KOMPAS.com - Nama Zaid bin Haritsah mungkin tidak selalu muncul di barisan depan ketika sejarah Islam dijelaskan secara singkat.
Namun dari kisah hidupnya, pembaca dapat melihat wajah Islam yang paling manusiawi tentang kehilangan, kasih sayang, pilihan sadar, dan pengorbanan hati yang lahir dari kebebasan.
Perjalanan hidupnya adalah salah satu kisah yang membuktikan bahwa keteguhan iman dan kesetiaan bukan ditentukan oleh darah, tetapi oleh pilihan hati yang tulus.
Baca juga: Kisah Hijrah Nabi Muhammad SAW dari Mekah ke Madinah
Zaid lahir sebagai putra Haritsah bin Syurahbil dan Su’da binti Tsalabah dari suku Kalb di Jazirah Arab.
Ketika masih kecil, ia ikut ibunya mengunjungi keluarga di luar Makkah. Namun perjalanan itu berakhir tragis ketika sebuah penyerangan antarkabilah membuat Zaid diculik dan dibawa pergi sebagai tawanan.
Dalam kekacauan, ia dipisahkan dari ibunya dan dijual di pasar Ukaz sebagai budak, tanpa tahu apakah ia akan pernah kembali kepada keluarganya.
Kisah kehilangan itu menjadi luka yang tak kunjung sembuh bagi Haritsah. Ia berkeliling mencari kabar tentang anaknya, bertanya kepada setiap kafilah yang ditemuinya dalam putus asa dan harapan yang terus bersemi.
Namun di saat yang sama, takdir membawa Zaid ke Makkah, jauh dari keluarganya yang terus mencari.

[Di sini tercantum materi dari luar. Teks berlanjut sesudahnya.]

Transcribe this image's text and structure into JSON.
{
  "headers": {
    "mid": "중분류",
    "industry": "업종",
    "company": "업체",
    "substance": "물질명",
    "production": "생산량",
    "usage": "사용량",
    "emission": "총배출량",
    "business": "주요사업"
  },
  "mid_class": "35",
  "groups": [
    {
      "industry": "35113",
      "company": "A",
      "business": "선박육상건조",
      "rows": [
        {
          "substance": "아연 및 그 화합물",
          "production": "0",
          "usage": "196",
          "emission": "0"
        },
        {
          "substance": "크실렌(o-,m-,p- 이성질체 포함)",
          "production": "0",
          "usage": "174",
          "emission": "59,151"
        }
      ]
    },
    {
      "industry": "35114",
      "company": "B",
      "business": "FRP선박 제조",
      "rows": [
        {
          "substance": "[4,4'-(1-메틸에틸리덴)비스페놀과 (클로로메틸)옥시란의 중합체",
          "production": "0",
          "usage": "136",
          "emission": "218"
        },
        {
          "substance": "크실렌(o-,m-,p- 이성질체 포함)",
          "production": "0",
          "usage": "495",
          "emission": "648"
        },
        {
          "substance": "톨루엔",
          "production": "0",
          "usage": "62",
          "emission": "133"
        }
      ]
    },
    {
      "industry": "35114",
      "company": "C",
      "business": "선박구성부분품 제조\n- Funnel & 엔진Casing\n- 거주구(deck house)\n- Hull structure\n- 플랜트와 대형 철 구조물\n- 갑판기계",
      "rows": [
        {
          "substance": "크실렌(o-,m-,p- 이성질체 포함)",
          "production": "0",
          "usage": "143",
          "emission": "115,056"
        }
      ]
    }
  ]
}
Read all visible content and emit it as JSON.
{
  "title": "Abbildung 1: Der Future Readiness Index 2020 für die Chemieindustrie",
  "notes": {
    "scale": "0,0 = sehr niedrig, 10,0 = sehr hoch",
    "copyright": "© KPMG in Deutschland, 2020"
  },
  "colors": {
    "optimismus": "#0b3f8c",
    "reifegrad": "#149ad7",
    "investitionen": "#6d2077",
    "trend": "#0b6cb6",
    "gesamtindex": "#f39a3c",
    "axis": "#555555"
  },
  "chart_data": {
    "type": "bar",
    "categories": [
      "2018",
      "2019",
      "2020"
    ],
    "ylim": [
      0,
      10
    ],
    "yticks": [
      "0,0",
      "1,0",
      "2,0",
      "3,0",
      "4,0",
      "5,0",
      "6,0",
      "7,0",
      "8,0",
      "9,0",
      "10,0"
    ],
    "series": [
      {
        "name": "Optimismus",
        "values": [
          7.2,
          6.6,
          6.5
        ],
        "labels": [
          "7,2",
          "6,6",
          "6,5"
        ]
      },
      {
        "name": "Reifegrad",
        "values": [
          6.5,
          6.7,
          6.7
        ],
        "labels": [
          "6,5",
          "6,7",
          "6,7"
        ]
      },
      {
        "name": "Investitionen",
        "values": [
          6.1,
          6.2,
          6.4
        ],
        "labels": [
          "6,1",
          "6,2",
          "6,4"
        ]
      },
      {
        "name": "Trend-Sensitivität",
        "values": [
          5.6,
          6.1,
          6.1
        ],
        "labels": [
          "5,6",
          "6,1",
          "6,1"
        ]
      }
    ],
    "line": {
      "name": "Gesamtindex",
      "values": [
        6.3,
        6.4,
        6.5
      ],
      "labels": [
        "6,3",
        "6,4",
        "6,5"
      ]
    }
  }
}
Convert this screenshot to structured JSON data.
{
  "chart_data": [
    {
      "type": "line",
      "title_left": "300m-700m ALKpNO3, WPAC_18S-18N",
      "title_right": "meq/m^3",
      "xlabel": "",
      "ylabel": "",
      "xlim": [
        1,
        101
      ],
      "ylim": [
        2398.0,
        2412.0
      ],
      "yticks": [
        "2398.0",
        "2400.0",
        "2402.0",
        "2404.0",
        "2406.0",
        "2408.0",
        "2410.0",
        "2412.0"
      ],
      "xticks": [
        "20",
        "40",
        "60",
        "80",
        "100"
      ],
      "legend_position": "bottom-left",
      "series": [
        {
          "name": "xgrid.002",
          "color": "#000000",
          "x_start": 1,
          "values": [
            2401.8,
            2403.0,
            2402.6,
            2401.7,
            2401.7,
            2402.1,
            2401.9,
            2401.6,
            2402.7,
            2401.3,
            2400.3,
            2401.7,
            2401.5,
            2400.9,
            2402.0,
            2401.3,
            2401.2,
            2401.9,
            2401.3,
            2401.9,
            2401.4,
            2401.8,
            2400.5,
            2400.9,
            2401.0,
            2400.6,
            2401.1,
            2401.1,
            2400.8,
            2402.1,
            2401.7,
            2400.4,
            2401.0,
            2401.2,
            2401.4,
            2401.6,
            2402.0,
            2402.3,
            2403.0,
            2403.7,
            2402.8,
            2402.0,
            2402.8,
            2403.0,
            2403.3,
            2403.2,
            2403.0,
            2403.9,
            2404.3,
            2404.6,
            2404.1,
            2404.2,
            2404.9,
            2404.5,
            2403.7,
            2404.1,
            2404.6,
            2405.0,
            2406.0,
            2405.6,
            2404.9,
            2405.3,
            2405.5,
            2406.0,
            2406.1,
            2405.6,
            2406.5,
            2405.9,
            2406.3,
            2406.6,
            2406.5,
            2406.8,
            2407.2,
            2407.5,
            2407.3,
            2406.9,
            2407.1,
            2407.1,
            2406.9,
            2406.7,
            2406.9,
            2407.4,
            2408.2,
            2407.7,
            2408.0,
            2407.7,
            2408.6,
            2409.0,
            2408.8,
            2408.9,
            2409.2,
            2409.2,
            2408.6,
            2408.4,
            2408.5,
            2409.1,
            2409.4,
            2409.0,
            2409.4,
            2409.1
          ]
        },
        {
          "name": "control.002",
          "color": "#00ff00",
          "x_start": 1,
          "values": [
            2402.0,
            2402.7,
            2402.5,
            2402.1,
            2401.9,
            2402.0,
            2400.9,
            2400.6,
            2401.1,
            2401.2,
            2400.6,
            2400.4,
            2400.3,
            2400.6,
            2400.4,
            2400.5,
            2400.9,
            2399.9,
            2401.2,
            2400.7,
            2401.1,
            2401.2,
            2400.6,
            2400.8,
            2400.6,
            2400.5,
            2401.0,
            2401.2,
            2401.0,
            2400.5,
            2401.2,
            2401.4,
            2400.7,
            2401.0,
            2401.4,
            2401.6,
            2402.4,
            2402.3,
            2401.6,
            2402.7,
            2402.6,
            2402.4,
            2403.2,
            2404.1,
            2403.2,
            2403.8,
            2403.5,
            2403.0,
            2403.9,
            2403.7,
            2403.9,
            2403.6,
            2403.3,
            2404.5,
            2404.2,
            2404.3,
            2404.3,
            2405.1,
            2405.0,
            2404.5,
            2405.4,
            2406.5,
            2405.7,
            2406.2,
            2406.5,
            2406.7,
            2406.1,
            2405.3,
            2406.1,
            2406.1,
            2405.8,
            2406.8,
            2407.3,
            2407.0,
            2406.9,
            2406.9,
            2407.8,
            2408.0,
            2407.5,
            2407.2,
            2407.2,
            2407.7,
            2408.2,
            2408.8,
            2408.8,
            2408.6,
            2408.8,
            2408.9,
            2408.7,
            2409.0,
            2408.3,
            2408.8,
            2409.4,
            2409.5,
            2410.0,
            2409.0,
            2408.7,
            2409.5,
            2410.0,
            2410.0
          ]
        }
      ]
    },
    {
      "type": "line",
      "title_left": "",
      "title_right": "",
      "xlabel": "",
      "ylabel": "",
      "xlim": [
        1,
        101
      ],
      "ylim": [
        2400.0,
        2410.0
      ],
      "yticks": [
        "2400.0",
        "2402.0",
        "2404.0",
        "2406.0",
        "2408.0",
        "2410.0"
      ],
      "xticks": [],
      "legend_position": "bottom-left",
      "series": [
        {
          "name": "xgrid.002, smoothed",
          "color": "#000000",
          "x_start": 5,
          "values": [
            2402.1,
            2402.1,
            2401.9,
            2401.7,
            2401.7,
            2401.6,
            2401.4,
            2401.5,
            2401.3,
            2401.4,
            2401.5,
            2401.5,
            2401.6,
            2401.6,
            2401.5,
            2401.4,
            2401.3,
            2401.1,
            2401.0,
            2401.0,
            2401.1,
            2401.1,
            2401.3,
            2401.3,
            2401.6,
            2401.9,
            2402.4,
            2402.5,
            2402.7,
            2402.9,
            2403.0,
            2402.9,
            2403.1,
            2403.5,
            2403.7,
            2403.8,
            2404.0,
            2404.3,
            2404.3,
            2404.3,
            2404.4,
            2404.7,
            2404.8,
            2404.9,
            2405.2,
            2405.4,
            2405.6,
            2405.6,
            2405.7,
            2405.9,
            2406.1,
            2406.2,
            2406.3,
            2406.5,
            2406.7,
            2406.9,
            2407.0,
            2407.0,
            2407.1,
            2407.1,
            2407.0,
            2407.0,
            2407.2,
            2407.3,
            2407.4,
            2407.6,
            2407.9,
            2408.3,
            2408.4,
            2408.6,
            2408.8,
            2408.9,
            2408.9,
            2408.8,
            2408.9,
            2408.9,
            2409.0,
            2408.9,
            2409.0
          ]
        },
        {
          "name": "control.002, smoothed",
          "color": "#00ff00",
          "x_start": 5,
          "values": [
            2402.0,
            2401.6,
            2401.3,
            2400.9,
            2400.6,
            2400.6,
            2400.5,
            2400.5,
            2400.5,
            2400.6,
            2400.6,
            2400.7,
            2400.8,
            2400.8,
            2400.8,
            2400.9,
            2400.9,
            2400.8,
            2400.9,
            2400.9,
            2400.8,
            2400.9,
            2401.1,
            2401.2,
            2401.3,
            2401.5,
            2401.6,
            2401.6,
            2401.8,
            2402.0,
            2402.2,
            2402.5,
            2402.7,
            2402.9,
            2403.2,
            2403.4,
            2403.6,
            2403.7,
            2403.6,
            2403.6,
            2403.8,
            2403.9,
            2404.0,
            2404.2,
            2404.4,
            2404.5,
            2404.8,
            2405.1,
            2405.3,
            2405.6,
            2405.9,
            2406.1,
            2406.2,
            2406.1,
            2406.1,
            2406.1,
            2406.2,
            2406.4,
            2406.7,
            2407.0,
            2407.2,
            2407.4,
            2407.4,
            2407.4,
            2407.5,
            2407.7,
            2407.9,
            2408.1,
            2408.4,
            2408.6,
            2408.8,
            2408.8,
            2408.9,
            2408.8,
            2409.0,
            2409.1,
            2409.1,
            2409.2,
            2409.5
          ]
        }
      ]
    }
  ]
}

Baca juga: Syahid yang Berjalan di Bumi, Kisah Pengorbanan Thalhah bin Ubaidillah
Dikutip dari buku 65 Orang Shahabat Rasuullah SAW karya Dr. Abdurrahman Ra'fat al-Basya, Zaid dijual di pasar budak, lalu dibeli oleh Hakim bin Hizam dan kemudian diberikan kepada Khadijah binti Khuwailid.
Dari tangan Khadijah, Zaid diserahkan kepada Muhammad bin Abdullah yang memperlakukannya bukan sebagai barang kepemilikan, tetapi sebagai manusia, menunjukkan rasa aman dan perhatian yang tulus.
Muhammad memerdekakan Zaid dan kemudian mengangkatnya sebagai anak angkatnya sendiri.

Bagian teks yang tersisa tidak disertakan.